Hi everyone,
I'm getting an error when I try to run topGO using the Kolmogorov-Smirnov test and use the elim algorithm. I've set my gene list up so that it's a vector of all my genes with a calculated score to use for gene selection. It seems to run until it gets to the last level then throws an error. Not sure what I'm missing. Here's my code and the error message:
library(topGO)
library(org.Hs.eg.db)
de_matrix<-read.table("de_gene_matrix.txt", header=TRUE)
de_matrix<-na.omit(de_matrix) ## remove any rows with missing values
de_matrix$score<-ifelse((abs(de_matrix$log2FoldChange))>=1 & de_matrix$padj<0.05,
((abs(de_matrix$log2FoldChange))*(-log10(de_matrix$padj))),
0.00)
gene_list<-de_matrix$score
names(gene_list)<-de_matrix$symbol
GO2genes.BP <- annFUN.org(
whichOnto = 'BP',
feasibleGenes = NULL, ## no filtering of genes. all genes from GO are inlcuded.
mapping = 'org.Hs.eg.db',
ID = 'symbol')
selection<-function(score){
return(score>=1.3)
}
GOdata.BP <- new('topGOdata',
ontology = 'BP',
allGenes = gene_list,
annot = annFUN.GO2genes,
geneSel=selection,
GO2genes = GO2genes.BP,
nodeSize = 5)
go.bp.ks.elim=runTest(GOdata.BP, algorithm='elim', statistic='ks')
-- Elim Algorithm --
the algorithm is scoring 8428 nontrivial nodes
parameters:
test statistic: ks
cutOff: 0.01
score order: increasing
Level 18: 2 nodes to be scored (0 eliminated genes)
Level 17: 12 nodes to be scored (0 eliminated genes)
Level 16: 40 nodes to be scored (0 eliminated genes)
Level 15: 71 nodes to be scored (43 eliminated genes)
Level 14: 117 nodes to be scored (85 eliminated genes)
Level 13: 243 nodes to be scored (197 eliminated genes)
Level 12: 463 nodes to be scored (498 eliminated genes)
Level 11: 802 nodes to be scored (853 eliminated genes)
Level 10: 1093 nodes to be scored (2493 eliminated genes)
Level 9: 1229 nodes to be scored (5036 eliminated genes)
Level 8: 1296 nodes to be scored (5754 eliminated genes)
Level 7: 1173 nodes to be scored (6587 eliminated genes)
Level 6: 932 nodes to be scored (8074 eliminated genes)
Level 5: 545 nodes to be scored (9262 eliminated genes)
Level 4: 289 nodes to be scored (9991 eliminated genes)
Level 3: 102 nodes to be scored (10990 eliminated genes)
Level 2: 18 nodes to be scored (11349 eliminated genes)
Level 1: 1 nodes to be scored (11349 eliminated genes)
Error in if (termSig <= adjs.cutOff) { :
missing value where TRUE/FALSE needed
Thanks for you response. Could you elaborate on how to step through this? I ran the debug code you gave above and hit 'return' to step through to the
for(i in nodeLevel$noOfLevels:1)
step. When I hit 'c' at any point here, it runs through the rest of the code and gives the error message. It will step through if I continue to hit 'return' but it goes through each GO term and takes forever. I guess my question actually is "is there a way to speed this up?" Is it possible to step through each level for i where it stops after each iteration or do I have to just live with holding the return key for an hour or so? I apologize in advance for the ignorance of my question. I've been using R for a long time but I've never had to debug like this.Oh, my bad. It was my recollection that you could just hit 'c' to jump to the next iteration of the loop, but I think that's wrong. Unfortunately it looks like you will have to just iterate through them all...
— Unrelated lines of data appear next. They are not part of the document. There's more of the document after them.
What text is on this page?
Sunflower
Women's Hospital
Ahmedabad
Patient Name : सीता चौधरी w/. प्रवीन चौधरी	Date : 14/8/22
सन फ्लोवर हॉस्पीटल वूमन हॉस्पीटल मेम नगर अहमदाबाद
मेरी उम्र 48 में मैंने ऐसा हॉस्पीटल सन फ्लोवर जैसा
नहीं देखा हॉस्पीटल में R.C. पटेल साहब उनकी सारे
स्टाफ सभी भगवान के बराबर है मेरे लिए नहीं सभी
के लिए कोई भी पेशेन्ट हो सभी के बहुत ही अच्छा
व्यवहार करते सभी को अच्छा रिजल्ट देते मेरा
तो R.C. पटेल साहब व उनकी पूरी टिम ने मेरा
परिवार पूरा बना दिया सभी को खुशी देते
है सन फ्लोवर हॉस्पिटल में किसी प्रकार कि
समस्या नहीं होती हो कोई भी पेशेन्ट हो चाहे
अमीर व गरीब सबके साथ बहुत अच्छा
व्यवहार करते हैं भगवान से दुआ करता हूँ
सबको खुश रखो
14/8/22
@james-w-macdonald-5106 Again, thanks for your response. I ran through the whole list of terms. At level i = 1L there is only one node to test, GO:0001850 which is the top parent term in biological process, i.e. biological process. When the function
termSig <- runTest(group.test)
is run, it produces a value of "NA_real_" for termSig which is causing it to fail. But I can't figure out why. There doesn't seem to be any issues that I can tell with any of the parameters.I know without having eyes on my actual data it would be difficult to diagnose but do you know of any particular reason offhand that it could be behaving like this? Is there a way to fix it? Apologies up front for asking the impossible. Here is an image of the envrionment at i=1 if that helps at all.
I tried using all the same parameters except I used the values for adjusted p value in the selection function and it worked using the K-S test and the elim algorithm. However, if I calculate the -log10 of the adjusted p value and use that, it fails with the same error message. So it clearly is a problem with the numbers used for selection. I'm at a loss as to why. Anyway, I very much appreciate your input. If you have ideas on what can be done to work around this, please let me know.